Saturday, 9 May 2015

St. Vincent

One thing went through my mind during the first ten minutes of St. Vincent. This is something of a ‘passing of the torch’ film for Ghostbusters. Hear me out. With the upcoming remake/reboot/spawn-of-cinematic-satan being cast recently and my mortal enemy Melissa McCarthy announced as the ‘lead’, it felt unusual seeing her on-screen with a bitter old Bill Murray. After years of refusing to be involved with any continuation of Ghostbusters (not including his fantastic Zombieland cameo), Murray is reportedly not involved with this new one in any capacity. Watching St. Vincent, I felt like he was playing an old drunk retired Peter Venkman and his initial resentment of McCarthy’s character was because she was part of the new ghost busting team. Hey, if it’s the closest we’ll get to seeing him as Venkman again - I’ll take it. But before I could take this fun any further, I actually got absorbed by this cheesy and predictable little film. Much to my surprise, there is a lot to like in St. Vincent. I’ll try and keep how against the new Ghostbusters I am out of the review…no promises. 

Out now on Blu-Ray and DVD, St. Vincent tells the story of a young boy named Oliver whose parents have just divorced. Bullied at school and neglected by his busy parents, he finds an unlikely mentor and friend in the hard-drinking, chain-smoking, cantankerous Vincent MacKenna. As their friendship develops, Oliver learns more about Vincent and the true heart of gold he has hidden beneath his gruff exterior. I know, it’s a story we’ve seen before many times. The film doesn’t tread any new ground and there’s no major surprises in store. But you know what? I had a good time with it.

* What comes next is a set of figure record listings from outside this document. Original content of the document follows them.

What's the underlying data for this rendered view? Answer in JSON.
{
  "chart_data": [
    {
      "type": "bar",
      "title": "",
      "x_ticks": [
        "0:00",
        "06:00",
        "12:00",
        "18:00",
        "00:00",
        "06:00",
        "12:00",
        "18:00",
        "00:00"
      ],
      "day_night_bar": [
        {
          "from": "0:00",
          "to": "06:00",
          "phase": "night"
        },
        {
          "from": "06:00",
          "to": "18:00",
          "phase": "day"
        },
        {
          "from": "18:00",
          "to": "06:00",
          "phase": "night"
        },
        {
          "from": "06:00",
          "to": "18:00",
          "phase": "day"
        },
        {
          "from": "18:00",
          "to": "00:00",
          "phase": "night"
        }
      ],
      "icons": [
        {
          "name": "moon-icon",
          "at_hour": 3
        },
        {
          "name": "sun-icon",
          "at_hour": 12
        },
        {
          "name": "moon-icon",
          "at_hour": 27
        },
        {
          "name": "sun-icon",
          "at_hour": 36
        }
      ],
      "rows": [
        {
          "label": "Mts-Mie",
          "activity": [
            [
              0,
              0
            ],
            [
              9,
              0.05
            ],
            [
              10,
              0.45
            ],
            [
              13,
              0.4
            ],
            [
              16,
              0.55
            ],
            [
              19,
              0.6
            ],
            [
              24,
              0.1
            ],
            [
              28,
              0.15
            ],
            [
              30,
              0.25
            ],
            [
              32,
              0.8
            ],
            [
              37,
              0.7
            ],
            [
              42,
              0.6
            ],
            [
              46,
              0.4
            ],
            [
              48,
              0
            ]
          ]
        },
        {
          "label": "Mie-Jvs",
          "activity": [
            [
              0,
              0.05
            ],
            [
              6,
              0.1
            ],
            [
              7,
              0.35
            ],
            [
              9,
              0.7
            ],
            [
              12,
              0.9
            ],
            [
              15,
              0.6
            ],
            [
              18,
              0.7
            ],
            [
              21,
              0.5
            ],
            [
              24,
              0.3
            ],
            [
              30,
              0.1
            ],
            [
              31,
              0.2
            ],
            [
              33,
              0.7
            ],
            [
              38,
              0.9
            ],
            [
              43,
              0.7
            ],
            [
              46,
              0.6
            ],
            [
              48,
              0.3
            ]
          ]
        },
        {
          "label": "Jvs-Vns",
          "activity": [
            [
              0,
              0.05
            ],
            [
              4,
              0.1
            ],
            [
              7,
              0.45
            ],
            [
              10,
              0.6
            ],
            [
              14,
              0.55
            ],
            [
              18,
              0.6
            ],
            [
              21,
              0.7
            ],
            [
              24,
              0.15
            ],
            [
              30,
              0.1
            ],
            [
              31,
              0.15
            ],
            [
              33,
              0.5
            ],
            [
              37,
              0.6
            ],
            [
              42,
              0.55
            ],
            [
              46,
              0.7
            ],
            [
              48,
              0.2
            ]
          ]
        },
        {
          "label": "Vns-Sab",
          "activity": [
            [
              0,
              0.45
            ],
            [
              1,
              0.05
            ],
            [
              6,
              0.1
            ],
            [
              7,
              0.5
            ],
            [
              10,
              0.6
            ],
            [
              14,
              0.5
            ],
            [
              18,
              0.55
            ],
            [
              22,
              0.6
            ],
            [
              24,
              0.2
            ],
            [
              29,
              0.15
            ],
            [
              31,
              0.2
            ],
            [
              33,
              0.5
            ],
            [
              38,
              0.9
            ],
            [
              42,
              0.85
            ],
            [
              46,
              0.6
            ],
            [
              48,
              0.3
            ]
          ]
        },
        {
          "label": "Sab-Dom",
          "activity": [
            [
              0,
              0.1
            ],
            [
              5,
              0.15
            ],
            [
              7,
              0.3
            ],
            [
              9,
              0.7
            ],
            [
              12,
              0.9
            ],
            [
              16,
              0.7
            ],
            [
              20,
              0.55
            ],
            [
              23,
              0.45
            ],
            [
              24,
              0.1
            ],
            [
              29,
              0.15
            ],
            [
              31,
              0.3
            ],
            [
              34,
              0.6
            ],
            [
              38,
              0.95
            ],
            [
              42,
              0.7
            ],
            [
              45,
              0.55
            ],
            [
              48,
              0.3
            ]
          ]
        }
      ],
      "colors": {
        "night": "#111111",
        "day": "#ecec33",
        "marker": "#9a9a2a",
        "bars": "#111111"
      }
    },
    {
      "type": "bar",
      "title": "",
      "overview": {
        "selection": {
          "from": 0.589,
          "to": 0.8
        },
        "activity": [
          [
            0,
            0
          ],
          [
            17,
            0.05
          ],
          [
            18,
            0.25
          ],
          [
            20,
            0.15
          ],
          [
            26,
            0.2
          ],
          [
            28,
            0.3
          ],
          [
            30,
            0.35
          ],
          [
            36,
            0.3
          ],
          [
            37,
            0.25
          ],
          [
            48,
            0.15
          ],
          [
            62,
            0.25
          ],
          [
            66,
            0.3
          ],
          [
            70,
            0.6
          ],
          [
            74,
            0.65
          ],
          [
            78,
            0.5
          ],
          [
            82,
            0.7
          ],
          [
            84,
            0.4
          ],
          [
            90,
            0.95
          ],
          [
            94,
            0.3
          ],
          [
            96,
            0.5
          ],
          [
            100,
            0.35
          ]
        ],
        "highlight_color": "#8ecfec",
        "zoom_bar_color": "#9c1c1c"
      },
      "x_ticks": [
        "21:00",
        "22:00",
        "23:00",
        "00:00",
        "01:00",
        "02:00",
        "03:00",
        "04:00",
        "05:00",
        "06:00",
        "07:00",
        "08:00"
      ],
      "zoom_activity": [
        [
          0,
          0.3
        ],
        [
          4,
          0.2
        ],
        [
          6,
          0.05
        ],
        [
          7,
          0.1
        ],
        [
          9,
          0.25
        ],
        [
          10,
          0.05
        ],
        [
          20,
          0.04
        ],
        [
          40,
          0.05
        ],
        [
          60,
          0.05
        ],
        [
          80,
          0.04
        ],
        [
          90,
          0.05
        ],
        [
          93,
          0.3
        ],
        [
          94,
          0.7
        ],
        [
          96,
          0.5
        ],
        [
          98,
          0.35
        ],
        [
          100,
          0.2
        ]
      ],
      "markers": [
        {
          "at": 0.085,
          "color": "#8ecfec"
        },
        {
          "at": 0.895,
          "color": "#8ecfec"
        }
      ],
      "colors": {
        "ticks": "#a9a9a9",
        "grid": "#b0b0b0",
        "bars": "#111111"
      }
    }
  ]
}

Who doesn’t love Bill Murray? Nominated for a Golden Globe for the performance, he’s on superb form and the best he’s been since Lost in Translation. While the film was originally written with Jack Nicholson in mind (who rejected it), Bill Murray feels like a perfect fit for the role. His sarcastic charm, arguably his trademark, is given a slightly meaner and bitterer undertone than he gave us with his characters of the 1980s. Whilst he primarily spends the first hour of the film being Bill Murray, he really shines in the moving second half. But without Murray, the film would fall flat on its face. The rest of the cast is rather mediocre. As stated at the beginning of this review, I’m no fan of the ridiculously typecast Melissa McCarthy. She seems to play a loud, obnoxious, vulgar woman in everything. Bridesmaids, The Heat and Tammy are but a few of her recent contributions to cinema that made me want to cry. But credit where credit is due, she is on decent form here, delivering a toned-down performance as a busy single mother. But knowing she actually can act when she tries just makes me even MORE angry at her, for wasting her talents on shite comedies. Chris O’Dowd seemed crow-barred in for the sake of it with nothing to give to the film except a couple of Chris O’Dowd-y scenes. And Naomi Watts plays a pregnant Russian prostitute…Um…I’ve nothing to say on that matter.

St. Vincent isn’t perfect. Theodore Melfi, who also directs his debut here, provides a script almost overflowing with clichés and predictability, and the film occasionally doesn’t know who its audience is. Some scenes are very mature and feel adult-aimed; others seem plucked right out of a Disney TV movie. Cheesy indie music fills several scenes of our mismatched friends becoming closer – so cheesy infact that viewers with a lactose intolerance should beware. But as the film went on, I let it go. And I’ll admit, I was genuinely moved by the second half. I could see each twist and turn coming a mile away but they were well executed for the most part – for an indie; when this film worked, it really worked.

So, to conclude, St. Vincent is ridiculously predictable and it’s nothing you haven’t seen before. But with films like this, who cares? It’s not trying to be anything other than what it is – a nice, light-hearted bit of easy watching for an evening in. Despite being nominated for a couple of Golden Globes, this isn’t a film that’s out to win awards or satisfy intellectual critics. If you want something like that, you’re in the wrong place. But sometimes we need a nice relaxing two hours in front of the TV without having to pay too much attention. St. Vincent is pretty good for that. Oh…Did I remember to mention I’m NOT on board with the new Ghostbusters?

St. Vincent says his prayers and earns a holy 3/5.